The retail sales figures for October released Thursday showed the fifth straight monthly gain, but an exchange traded fund strategist spots a worrying trend in recent economic data.

U.S. retail sales climbed 0.5% last month, more than expected, thanks in part to a rise in electronics purchases. [ETF Spotlight: Retail Sector and the Holiday Shopping Season]

The retail sales data are another sign that the U.S. economy may avoid another recession as it muddles through the current soft patch, says Russ Koesterich, global chief investment strategist at ETF manager iShares.

“But a look behind the retail numbers also reveals a major risk facing the U.S. economy,” he wrote at the iShares blog.
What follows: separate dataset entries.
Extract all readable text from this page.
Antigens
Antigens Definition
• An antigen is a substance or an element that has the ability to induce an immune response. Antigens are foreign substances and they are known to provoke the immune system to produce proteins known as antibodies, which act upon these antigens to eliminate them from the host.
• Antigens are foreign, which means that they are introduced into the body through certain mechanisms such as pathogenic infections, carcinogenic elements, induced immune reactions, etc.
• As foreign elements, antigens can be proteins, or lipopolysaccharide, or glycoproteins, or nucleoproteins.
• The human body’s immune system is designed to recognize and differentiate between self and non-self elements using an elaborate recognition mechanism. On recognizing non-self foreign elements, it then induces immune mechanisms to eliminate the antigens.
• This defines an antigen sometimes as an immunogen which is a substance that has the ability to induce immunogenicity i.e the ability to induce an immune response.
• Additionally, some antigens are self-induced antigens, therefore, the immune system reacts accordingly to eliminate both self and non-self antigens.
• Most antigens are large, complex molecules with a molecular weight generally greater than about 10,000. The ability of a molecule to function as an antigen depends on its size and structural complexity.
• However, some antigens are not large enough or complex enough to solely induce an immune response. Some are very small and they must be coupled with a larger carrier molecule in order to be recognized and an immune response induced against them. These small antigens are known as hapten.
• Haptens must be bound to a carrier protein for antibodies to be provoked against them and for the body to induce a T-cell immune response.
“With unemployment still high and wages growing so slowly that hourly workers are losing purchasing power at the fastest rate in 20 years, you may be wondering where consumers are getting the money to buy new cars or the latest iPhone,” he said. In fact, better-than-expected retail spending is “being supported by lower savings and by help from the government.”

The strategist noted that the U.S. savings rate is dropping again, falling to 3.6% in September, the lowest rate since 2007. Meanwhile, government transfer payments — such as Social Security, unemployment and disability payments — have jumped in recent years.

“Saving less can continue for a while longer, but not indefinitely. More importantly, the U.S. consumer’s reliance on transfer payments shows why investors should pay particular attention to any budget cuts that come out of the Congressional super committee negotiations,” Koesterich wrote. “Any near-term tax increases or reductions in transfer payments would hit consumers at a difficult time and could act as a drag on an already feeble expansion.”